Mishra’s song, like Honey Singh and Badshah's does not talk about rape, does not violate a woman’s consent, and does not in any way condone rape/sexual assault. But they both reek of rape culture. They both do their best to glorify a culture that sees women not as human beings with agency, but as object whose purpose is nothing more than to fulfil the sexual desires of the alpha male. The very fact that people shouting the song’s distasteful lyrics on the street was met with laughter and good-humoured mock-exasperation – a BuzzFeed article about the event felt it was worthy of the use of The Simpsons quote “what a time to be alive” – is the normalisation of casual misogyny at work.
Those defending the song as essentially harmless, like the aforementioned Facebook page, fail to grasp this very notion. Indian meme pages on the internet work on the principle of in-your-face edgy humour. Nothing is sacred and everything is fair game to them – starting from politicians to actors to SJWs (social justice warriors) to Dalits to just about anything under the sun. These meme pages, in their 4chan like quality, are active defendants of freedom of expression, which for them translates into the right to make fun of everything. Similarly, like 4chan again, these pages are a hotbed for misogyny and have created a culture of hatred for anything that critiques insensitive humour and attempts at a discourse that is more politically correct.
Is it then surprising at all that these are the same people defending Omprakash Mishra’s song and bashing those who imply that it’s a gateway to normalising rape culture.
Tech writer Pranav Dixit in a BuzzFeed essay about “guys-only WhatsApp groups” talks about this culture of closeted sexism.
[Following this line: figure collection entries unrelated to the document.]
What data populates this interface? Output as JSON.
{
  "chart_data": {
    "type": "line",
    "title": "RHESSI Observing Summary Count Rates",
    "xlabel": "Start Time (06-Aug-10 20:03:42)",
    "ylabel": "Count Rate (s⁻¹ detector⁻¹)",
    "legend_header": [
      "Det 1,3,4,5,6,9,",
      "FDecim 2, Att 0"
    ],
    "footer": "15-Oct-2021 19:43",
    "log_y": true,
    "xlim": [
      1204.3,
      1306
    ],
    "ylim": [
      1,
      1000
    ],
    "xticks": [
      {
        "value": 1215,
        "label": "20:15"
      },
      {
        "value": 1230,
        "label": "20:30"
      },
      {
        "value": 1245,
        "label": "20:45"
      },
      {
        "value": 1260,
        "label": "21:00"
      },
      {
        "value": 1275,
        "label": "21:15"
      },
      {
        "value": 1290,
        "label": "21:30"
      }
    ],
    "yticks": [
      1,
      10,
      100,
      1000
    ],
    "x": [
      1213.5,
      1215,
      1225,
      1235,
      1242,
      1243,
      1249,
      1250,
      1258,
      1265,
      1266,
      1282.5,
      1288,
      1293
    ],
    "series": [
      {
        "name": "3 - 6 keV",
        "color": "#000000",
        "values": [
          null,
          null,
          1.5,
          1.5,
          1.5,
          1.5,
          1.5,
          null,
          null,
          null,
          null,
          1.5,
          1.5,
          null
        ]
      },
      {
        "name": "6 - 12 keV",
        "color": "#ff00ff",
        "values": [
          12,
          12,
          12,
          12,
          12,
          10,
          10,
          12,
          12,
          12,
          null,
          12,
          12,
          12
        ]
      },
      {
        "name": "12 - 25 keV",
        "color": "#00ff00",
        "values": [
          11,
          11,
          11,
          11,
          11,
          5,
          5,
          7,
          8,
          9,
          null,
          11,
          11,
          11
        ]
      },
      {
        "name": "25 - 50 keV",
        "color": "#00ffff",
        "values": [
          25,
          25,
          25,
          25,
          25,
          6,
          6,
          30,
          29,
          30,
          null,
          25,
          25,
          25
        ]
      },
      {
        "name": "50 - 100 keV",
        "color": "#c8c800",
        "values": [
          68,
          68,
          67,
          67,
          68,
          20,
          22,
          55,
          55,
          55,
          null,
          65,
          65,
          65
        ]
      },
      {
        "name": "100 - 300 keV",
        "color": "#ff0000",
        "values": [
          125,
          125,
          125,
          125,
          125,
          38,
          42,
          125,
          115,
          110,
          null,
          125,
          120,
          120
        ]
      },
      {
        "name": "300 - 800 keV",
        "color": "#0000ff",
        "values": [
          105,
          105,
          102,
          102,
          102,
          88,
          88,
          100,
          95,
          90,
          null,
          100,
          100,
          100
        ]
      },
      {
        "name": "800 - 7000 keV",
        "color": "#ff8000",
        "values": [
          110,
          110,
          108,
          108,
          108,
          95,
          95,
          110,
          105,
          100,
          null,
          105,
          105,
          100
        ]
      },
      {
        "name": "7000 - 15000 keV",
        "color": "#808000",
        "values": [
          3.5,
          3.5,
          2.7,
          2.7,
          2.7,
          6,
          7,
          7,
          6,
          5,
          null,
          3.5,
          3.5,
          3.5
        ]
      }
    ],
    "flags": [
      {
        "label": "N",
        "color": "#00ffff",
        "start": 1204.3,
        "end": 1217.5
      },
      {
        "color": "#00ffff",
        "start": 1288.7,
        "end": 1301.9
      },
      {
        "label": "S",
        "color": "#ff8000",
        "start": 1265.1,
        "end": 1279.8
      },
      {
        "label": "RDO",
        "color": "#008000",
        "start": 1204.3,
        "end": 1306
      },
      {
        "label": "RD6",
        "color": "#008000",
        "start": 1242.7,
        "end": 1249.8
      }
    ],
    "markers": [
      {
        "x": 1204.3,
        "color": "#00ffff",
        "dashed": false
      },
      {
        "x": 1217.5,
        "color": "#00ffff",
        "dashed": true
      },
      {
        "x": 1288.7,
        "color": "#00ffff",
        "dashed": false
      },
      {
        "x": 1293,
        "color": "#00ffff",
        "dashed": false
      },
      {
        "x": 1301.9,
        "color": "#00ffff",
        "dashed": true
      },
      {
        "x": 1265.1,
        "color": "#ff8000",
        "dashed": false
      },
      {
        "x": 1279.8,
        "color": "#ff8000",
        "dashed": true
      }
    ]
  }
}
He argues that, “to anyone who believes in equality between the genders, there is genuinely no humour to be found in jokes that make oppressing or hating women the punch line. Every joke that relies on hitting or hating your wife reveals a marriage in which one member sees the other as inferior. Every punch line that hinges on stereotypes about female behaviour and sexualising women’s bodies reveals deep misogyny and disrespect for women you live with and work with.”
Accusing people of being oversensitive towards a gender issues and reducing every criticism of misogynistic pop-culture to a need for political correctness is easy.
Those grumbling about SJWs and feminazis are only afraid of letting go the privilege that allows them to laugh at a less-sophisticated rap artist, and make light of situations and issues that does not affect them.
It is mostly men who see the criticism, but not the culture of casual sexism, as the problem.
Misogyny is considered a hate crime in many countries; in India, it is one of the oldest traditions. Needless to say, tightly guarded and religiously followed.